The Pittsburgh Pirates may not have reached the postseason since 2015, but the rise of Paul Skenes has provided a rare bright spot for the franchise. Selected first overall in the 2023 MLB Draft, the 23-year-old right-hander has quickly developed into one of baseball’s most premier pitchers.
Paul Skenes broke new ground before Pittsburgh squared off against the Athletics on Friday, becoming the first pitcher in franchise history that the Pittsburgh BBWAA named team MVP and taking home the Roberto Clemente Award. He followed it up by claiming back-to-back Steve Blass Awards.
Since the introduction of the Steve Blass Award in 2012, no Pirates pitcher had ever won the Clemente Award until Skenes, according to Alex Stumpf of MLB.com. The last pitcher overall to be named team MVP was Joel Hanrahan in 2011.
Outfielder Tommy Pham finished second in voting for the 2025 Clemente Award, with Bryan Reynolds and Dennis Santana tying for third. Mitch Keller placed second in the Blass Award race, followed by Santana.
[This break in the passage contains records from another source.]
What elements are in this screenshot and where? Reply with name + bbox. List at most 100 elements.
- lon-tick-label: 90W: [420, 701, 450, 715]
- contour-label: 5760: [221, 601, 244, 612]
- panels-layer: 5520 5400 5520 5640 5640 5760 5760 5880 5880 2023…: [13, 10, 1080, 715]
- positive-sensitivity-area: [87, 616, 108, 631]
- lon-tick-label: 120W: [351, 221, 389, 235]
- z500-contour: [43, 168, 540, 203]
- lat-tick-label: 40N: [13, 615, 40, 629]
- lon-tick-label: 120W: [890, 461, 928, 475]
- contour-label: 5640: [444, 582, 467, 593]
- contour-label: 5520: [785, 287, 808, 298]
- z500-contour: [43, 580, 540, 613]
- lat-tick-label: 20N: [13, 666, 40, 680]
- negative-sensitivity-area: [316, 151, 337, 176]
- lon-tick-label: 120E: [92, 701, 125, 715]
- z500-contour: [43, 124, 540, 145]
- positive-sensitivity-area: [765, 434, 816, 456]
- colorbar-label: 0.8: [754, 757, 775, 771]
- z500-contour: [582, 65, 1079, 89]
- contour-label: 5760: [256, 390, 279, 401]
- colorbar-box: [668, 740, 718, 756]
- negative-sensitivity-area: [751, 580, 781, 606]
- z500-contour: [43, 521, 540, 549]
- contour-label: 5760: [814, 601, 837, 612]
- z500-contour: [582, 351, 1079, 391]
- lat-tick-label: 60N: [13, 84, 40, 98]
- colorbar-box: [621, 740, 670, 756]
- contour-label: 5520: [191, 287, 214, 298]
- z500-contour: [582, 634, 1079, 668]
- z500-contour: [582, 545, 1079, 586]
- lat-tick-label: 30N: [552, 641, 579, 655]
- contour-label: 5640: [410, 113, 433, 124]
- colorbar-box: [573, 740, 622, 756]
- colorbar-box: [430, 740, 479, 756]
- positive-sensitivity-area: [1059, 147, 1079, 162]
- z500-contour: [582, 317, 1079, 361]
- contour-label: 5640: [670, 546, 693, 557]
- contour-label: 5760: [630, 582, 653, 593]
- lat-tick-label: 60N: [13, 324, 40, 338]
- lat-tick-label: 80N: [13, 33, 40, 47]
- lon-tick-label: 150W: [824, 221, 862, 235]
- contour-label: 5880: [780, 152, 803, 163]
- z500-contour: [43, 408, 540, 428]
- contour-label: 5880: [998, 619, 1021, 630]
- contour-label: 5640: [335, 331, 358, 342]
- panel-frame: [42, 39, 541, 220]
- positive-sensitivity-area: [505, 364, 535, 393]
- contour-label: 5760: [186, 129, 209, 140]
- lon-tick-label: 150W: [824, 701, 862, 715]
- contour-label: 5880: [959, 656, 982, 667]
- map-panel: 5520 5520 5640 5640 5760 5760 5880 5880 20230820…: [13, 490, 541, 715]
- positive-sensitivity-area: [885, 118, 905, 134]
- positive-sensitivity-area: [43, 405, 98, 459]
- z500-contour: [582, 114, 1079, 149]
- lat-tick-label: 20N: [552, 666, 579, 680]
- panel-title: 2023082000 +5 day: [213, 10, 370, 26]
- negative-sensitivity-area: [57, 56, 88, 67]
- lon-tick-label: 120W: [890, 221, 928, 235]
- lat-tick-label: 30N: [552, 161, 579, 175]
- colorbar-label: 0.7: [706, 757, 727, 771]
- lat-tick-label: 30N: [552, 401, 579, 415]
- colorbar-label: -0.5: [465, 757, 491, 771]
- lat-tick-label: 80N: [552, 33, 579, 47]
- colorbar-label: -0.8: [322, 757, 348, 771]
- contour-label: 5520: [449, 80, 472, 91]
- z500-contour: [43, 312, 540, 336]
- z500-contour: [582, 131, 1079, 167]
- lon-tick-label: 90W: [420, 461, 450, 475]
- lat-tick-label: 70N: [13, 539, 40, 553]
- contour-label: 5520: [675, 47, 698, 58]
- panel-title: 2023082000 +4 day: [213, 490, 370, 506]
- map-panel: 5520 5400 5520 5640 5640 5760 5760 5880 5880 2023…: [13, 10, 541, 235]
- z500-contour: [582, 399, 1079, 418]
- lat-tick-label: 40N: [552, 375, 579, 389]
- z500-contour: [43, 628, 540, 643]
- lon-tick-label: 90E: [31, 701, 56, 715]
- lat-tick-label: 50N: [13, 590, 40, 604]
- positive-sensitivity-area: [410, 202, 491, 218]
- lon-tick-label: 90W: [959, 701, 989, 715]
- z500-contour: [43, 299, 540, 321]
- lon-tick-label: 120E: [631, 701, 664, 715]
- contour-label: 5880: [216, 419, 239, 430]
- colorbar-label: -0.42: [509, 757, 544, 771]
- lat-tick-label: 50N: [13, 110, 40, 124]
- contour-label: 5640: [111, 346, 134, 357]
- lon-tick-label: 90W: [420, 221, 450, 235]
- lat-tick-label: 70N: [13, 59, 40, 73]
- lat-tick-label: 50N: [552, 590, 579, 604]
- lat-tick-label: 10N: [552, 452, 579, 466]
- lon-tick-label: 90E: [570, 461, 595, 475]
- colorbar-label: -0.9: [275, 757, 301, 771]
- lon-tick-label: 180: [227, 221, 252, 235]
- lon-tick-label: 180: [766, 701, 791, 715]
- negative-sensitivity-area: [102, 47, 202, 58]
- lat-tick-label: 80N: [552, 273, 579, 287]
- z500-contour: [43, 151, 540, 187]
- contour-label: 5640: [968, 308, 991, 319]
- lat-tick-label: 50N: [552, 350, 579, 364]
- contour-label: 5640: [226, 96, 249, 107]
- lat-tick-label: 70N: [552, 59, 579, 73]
On the mound, Skenes has written a season that speaks louder than numbers, a benchmark in the Pirates’ long history. Across 31 starts, he owns a 10–10 record, an MLB-best 2.03 ERA, and 209 strikeouts in 181 2/3 innings. His 7.4 bWAR leads the National League, while opposing hitters have been held to a .199/.253/.310 slash line. He has also posted a 0.96 WHIP, 10.35 strikeouts per nine innings, 2.08 walks per nine, and a 4.98 strikeout-to-walk ratio.
By the numbers, Skenes ranks among the league’s best. He leads all pitchers in ERA and WAR, sits third in strikeouts, fourth in WHIP, seventh in innings pitched, and eighth in batting average allowed. He also recorded his 200th strikeout on September 10 against the Baltimore Orioles, becoming just the sixth pitcher in the live-ball era (since 2020) to reach that milestone in a season. In franchise history, he is one strikeout shy of tying Mitch Keller’s single-season record for a right-hander, set in 2023.
Skenes has already achieved several notable distinctions in only his second season. He became the first pitcher in MLB history to start the All-Star Game in each of his first two seasons and remains the frontrunner for the 2025 National League Cy Young Award. In 2024, he claimed the NL Rookie of the Year title, earned All-MLB First Team honors, and took third place in Cy Young voting.
Skenes has shown he’s sharpening himself on and off the field, but he keeps hammering home that it’s team success that really counts. Pittsburgh, who field one of MLB’s lowest payrolls at $50.7 million, will enter 2026 with Skenes anchoring a rotation that could also feature Bubba Chandler, Braxton Ashcraft, Mike Burrows, and a healthy Jared Jones. Three years of team control may sound like breathing room, but for the Pirates, it’s decision time on committing to their ace and most valuable player.